Background: Postoperative nausea and vomiting (PONV) as a clinically most common postoperative complication requires multimodal antiemetic medications targeting at a wide range of neurotransmitter pathways. Lacking of neurobiological mechanism makes this ‘big little problem’ still unresolved. We aim to investigate whether gut-vagus-brain reflex generally considered as one of four typical emetic neuronal pathways might be the primary mediator of PONV.
Method:Three thousand two hundred twenty-three patients who underwent vagus nerve trunk resection (esophagectomy and gastrectomy) and non-vagotomy surgery (hepatectomy, pulmonary lobectomy and colorec-
tomy) from December 2016 to January 2019 were enrolled. Thirty cases of gastrectomy with selective resection on the gastric branch of vagus nerve were also recruited. Nausea and intensity of vomiting was recorded within 24 h after the operation.

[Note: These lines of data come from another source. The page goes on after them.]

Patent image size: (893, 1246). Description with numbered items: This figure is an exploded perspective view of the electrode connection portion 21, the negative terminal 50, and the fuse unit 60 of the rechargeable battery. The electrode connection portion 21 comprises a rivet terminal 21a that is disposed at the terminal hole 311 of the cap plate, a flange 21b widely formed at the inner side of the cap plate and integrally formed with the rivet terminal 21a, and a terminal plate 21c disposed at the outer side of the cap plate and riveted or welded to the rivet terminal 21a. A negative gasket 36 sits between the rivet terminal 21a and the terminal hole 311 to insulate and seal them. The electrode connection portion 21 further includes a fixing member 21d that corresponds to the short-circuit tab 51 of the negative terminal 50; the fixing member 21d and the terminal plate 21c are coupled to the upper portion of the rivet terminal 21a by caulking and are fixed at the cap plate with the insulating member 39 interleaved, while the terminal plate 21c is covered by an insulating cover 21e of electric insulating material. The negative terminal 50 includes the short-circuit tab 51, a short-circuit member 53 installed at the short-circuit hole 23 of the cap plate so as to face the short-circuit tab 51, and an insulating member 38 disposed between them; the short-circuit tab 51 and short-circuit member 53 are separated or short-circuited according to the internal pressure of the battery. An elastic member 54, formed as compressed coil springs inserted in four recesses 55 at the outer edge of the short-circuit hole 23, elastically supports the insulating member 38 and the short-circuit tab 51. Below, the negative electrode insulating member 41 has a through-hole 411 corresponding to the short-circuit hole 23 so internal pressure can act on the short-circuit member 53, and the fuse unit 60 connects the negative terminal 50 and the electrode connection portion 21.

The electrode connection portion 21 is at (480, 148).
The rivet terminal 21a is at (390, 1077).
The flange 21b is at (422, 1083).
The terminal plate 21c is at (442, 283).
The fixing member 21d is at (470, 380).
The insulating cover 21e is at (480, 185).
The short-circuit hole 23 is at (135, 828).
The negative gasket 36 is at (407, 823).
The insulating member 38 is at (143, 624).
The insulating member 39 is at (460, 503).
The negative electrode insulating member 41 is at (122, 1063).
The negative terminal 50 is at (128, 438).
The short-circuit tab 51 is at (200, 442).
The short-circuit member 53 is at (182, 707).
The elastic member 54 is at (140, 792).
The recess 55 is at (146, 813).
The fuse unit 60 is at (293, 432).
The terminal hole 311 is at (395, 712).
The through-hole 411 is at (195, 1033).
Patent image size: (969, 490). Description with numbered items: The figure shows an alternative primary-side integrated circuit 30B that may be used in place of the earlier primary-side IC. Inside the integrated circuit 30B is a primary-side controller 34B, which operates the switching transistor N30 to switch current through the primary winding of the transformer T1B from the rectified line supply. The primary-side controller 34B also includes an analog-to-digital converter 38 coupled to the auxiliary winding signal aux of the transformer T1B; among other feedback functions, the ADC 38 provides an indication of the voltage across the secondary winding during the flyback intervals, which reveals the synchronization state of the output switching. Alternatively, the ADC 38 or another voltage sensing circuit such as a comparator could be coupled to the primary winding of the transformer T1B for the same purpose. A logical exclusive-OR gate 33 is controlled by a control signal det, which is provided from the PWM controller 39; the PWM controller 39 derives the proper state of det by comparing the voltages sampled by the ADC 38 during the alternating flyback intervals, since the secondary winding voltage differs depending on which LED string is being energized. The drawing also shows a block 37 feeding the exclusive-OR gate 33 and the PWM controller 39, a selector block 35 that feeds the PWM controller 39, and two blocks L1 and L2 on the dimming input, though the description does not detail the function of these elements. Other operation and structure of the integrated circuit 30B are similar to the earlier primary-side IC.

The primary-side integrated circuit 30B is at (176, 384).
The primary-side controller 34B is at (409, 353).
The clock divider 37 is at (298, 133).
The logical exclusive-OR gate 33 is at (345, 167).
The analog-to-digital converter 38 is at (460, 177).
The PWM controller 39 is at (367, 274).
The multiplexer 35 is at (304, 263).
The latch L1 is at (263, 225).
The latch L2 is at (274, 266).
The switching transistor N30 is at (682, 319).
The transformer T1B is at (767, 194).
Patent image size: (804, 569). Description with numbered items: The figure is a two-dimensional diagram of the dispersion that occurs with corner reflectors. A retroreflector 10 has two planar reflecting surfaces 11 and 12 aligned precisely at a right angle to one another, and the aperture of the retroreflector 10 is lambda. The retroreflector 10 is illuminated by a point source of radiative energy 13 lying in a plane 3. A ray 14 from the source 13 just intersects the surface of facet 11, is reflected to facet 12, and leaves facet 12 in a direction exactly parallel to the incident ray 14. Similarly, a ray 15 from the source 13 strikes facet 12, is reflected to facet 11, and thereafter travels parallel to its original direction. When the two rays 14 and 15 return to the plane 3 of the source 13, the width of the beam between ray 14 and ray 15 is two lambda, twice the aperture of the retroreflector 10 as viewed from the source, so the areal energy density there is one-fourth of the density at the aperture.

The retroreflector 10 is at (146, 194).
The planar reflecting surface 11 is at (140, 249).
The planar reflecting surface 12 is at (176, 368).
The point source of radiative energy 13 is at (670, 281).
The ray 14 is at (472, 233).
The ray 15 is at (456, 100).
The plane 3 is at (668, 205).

Results:PONV occurred in 11.9% of 1187 patients who underwent vagus nerve trunk resection and 28.7% of 2036 non-vagotomy patients respectively. Propensity score matching showed that vagotomy surgeries accounted for
19.9% of the whole PONV incidence, much less than that observed in the non-PONV group (35.1%, P < 0.01). Multivariate logistic regression result revealed that vagotomy was one of underlying factor that significantly involved in PONV (OR = 0.302, 95% CI, 0.237-0.386). Nausea was reported in 5.9% ~ 8.6% vagotomy and 12 ~ 17% non-vagotomy patients. Most vomiting were mild, being approximately 3% in vagotomy and 8 ~ 13% in non-vagotomy patients, while sever vomiting was much less experienced. Furthermore, lower PONV occurrence (10%) was also observed in gastrectomy undergoing selective vagotomy.
Conclusion:Patients undergoing surgeries with vagotomy developed less PONV, suggesting that vagus nerve dependent gut-brain signaling might mainly contribute to PONV.